Expressions passed to eval
are not limited to returning values
— they can also have side-effects that alter the state of the enclosing
module’s environment:
julia> ex = :(x = 1)
:(x = 1)
julia> x
ERROR: x not defined
julia> eval(ex)
1
julia> x
1
表达式仅仅是一个 Expr
对象,它可以通过编程构造,然后对其求值:
julia> a = 1;
julia> ex = Expr(:call, :+,a,:b)
:(+(1,b))
julia> a = 0; b = 2;
julia> eval(ex)
3
注意上例中 a
与 b
使用时的区别:
- 表达式构造时,直接使用 变量
a
的值。因此,对表达式求值时a
的值没有任何影响:表达式中的值为1
,与现在a
的值无关 - 表达式构造时,使用的是 符号
:b
。因此,构造时变量b
的值是无关的——:b
仅仅是个符号,此时变量b
还未定义。对表达式求值时,通过查询变量b
的值来解析符号:b
的值
这样构造 Expr
对象太丑了。Julia 允许对表达式对象内插。因此上例可写为:
julia> a = 1;
julia> ex = :($a + b)
:(+(1,b))
编译器自动将这个语法翻译成上面带 Expr
的语法。
代码生成¶
Julia 使用表达式内插和求值来生成重复的代码。下例定义了一组操作三个参数的运算符:
for op = (:+, :*, :&, :|, :$)
eval(quote
($op)(a,b,c) = ($op)(($op)(a,b),c)
end)
end
上例可用 :
前缀引用格式写的更精简:
for op = (:+, :*, :&, :|, :$)
eval(:(($op)(a,b,c) = ($op)(($op)(a,b),c)))
end
使用 eval(quote(...))
模式进行语言内的代码生成,这种方式太常见了。Julia 用宏来简写这个模式:
for op = (:+, :*, :&, :|, :$)
@eval ($op)(a,b,c) = ($op)(($op)(a,b),c)
end
@eval
宏重写了这个调用,使得代码更精简。 @eval
的参数也可以是块代码:
@eval begin
# multiple lines
end
对非引用表达式进行内插,会引发编译时错误:
julia> $a + b
ERROR: unsupported or misplaced expression $
宏¶
宏有点儿像编译时的表达式生成函数。 Just as functions map a tuple of argument values to a return value, macros map a tuple of argument expressions to a returned expression. They allow the programmer to arbitrarily transform the written code to a resulting expression, which then takes the place of the macro call in the final syntax tree.调用宏的语法为:
@name expr1 expr2 ...
@name(expr1, expr2, ...)
注意,宏名前有 @
符号。第一种形式,参数表达式之间没有逗号;第二种形式,宏名后没有空格。这两种形式不要记混。例如,下面的写法的结果就与上例不同,它只向宏传递了一个参数,此参数为多元组 (expr1, expr2, ...)
:
@name (expr1, expr2, ...)
程序运行前, @name
展开函数会对表达式参数处理,用结果替代这个表达式。使用关键字 macro
来定义展开函数:
macro name(expr1, expr2, ...)
...
return resulting_expr
end
下例是 Julia 中 @assert
宏的简单定义:
macro assert(ex)
return :($ex ? nothing : error("Assertion failed: ", $(string(ex))))
end
这个宏可如下使用:
julia> @assert 1==1.0
julia> @assert 1==0
ERROR: Assertion failed: 1 == 0
in error at error.jl:22
宏调用在解析时被展开为返回的结果。这等价于:
1==1.0 ? nothing : error("Assertion failed: ", "1==1.0")

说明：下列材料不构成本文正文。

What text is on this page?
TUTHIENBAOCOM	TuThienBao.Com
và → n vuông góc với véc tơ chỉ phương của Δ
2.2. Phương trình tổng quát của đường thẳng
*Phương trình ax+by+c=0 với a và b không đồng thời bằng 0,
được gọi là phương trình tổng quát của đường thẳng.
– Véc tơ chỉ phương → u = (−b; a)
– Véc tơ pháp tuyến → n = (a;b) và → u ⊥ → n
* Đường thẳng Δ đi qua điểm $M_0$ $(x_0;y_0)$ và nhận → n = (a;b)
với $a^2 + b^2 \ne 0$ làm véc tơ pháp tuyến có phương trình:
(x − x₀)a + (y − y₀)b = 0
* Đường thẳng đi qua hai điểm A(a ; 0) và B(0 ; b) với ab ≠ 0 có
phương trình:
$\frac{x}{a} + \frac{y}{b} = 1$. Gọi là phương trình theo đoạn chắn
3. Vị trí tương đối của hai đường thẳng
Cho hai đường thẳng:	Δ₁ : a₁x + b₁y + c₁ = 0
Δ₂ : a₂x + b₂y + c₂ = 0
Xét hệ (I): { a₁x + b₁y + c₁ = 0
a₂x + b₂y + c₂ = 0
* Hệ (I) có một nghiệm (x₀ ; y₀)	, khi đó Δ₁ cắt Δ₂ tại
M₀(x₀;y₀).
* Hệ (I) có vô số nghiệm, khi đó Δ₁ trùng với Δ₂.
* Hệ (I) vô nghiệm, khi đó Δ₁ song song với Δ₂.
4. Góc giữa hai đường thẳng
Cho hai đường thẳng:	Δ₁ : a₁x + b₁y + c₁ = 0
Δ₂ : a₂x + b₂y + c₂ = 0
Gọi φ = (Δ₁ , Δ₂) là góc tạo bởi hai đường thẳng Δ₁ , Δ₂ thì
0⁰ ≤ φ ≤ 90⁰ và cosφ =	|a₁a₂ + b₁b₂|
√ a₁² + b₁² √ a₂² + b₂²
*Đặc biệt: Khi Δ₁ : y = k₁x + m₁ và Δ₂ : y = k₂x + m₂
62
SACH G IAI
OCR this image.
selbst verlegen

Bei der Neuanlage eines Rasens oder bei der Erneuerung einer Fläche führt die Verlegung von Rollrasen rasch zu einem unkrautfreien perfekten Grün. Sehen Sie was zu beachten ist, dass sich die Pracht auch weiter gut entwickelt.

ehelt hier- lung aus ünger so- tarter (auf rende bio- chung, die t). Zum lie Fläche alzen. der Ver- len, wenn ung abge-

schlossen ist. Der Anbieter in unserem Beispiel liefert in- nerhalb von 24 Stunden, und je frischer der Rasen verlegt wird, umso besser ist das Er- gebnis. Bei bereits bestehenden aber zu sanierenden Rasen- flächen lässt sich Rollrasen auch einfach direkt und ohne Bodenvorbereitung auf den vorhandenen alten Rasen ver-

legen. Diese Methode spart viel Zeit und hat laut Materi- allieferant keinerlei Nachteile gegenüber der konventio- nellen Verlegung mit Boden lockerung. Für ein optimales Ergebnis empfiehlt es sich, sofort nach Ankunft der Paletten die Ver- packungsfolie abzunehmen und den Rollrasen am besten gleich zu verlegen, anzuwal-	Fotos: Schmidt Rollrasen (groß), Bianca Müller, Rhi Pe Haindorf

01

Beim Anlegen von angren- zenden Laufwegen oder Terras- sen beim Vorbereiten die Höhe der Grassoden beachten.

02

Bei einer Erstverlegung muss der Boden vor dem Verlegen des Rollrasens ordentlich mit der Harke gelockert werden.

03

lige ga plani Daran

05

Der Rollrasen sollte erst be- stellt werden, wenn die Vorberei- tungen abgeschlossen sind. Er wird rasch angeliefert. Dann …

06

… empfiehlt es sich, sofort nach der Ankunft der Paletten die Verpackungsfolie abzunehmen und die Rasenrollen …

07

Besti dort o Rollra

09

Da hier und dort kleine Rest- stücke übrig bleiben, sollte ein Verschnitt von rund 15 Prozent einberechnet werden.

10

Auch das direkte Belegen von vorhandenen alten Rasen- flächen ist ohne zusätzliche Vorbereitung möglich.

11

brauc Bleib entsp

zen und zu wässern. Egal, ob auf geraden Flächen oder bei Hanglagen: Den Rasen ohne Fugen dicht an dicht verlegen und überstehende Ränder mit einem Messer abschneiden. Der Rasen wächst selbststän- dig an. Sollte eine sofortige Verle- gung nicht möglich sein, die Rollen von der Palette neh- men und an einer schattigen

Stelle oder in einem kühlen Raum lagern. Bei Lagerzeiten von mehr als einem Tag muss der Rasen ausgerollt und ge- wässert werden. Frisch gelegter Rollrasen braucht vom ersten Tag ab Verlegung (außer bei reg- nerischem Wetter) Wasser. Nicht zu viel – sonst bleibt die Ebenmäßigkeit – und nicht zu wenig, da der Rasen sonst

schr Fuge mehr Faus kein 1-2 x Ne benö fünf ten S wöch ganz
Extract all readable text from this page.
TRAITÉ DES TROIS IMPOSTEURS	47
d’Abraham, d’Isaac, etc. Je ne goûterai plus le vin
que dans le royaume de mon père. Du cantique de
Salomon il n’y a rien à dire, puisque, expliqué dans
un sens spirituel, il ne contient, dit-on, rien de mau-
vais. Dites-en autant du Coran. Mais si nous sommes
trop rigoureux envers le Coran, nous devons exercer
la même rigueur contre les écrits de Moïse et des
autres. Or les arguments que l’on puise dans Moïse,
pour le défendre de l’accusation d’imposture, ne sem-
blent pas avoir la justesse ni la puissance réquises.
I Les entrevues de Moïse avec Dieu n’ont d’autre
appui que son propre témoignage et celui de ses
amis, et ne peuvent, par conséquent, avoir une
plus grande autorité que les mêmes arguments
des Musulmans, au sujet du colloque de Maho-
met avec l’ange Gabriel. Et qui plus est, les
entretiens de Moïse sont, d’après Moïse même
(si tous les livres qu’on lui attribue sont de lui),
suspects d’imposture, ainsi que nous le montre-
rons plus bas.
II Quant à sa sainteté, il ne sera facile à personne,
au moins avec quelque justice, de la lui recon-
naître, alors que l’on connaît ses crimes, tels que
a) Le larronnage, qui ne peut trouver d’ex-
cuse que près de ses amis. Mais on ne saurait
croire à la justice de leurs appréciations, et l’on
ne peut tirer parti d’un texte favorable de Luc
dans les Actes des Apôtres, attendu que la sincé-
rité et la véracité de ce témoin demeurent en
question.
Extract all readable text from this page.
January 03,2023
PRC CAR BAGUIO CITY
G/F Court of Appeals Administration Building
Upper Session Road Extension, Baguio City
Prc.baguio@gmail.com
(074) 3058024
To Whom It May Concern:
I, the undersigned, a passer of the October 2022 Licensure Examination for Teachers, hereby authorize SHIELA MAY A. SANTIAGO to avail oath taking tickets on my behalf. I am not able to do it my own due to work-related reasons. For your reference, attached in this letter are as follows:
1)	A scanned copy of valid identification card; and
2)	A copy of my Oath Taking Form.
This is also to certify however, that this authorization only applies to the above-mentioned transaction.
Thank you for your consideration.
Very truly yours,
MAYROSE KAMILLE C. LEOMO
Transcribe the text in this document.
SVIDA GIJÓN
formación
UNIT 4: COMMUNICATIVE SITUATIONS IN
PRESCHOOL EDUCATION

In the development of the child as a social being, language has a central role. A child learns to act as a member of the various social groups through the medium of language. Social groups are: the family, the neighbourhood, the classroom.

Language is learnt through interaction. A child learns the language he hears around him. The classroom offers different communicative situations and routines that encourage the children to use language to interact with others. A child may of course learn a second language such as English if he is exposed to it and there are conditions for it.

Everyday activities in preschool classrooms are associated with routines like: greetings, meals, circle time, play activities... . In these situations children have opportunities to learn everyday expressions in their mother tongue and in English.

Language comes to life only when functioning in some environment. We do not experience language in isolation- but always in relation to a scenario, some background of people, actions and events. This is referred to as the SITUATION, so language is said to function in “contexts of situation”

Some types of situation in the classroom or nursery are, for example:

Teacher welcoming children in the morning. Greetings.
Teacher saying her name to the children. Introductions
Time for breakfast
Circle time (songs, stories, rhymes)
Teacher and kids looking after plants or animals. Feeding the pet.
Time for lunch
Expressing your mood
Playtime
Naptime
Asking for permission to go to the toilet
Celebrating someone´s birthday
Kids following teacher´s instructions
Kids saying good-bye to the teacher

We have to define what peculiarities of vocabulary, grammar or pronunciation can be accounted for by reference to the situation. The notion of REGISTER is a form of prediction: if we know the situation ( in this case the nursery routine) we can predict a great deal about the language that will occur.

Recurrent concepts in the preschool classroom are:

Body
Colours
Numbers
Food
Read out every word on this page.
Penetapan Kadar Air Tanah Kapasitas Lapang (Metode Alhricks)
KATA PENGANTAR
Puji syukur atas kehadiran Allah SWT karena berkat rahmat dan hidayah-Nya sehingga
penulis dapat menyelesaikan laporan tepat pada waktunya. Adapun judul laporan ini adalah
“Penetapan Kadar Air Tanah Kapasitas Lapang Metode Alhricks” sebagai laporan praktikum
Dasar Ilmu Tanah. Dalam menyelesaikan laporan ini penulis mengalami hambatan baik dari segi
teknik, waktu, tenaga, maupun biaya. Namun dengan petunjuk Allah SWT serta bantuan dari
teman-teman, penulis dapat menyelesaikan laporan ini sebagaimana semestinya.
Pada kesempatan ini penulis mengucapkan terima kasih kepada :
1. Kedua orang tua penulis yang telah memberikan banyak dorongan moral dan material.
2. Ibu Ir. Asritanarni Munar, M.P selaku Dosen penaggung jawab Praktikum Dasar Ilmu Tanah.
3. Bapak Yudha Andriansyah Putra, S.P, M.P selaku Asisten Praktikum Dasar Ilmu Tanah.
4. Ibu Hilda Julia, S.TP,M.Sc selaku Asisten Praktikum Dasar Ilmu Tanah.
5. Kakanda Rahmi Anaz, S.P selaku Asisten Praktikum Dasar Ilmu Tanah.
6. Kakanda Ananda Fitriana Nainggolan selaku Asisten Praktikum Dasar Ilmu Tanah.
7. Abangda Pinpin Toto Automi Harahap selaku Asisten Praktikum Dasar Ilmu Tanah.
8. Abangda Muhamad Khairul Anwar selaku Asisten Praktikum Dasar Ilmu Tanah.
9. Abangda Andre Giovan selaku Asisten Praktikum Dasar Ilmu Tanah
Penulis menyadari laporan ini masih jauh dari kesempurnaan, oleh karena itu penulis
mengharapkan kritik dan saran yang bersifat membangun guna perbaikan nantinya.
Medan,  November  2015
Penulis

1==0 ? nothing : error("Assertion failed: ", "1==0")
That is, in the first call, the expression :(1==1.0)
is spliced into
the test condition slot, while the value of string(:(1==1.0))
is
spliced into the assertion message slot. The entire expression, thus
constructed, is placed into the syntax tree where the @assert
macro
call occurs. Then at execution time, if the test expression evaluates to
true, then nothing
is returned, whereas if the test is false, an error
is raised indicating the asserted expression that was false. Notice that
it would not be possible to write this as a function, since only the
value of the condition is available and it would be impossible to
display the expression that computed it in the error message.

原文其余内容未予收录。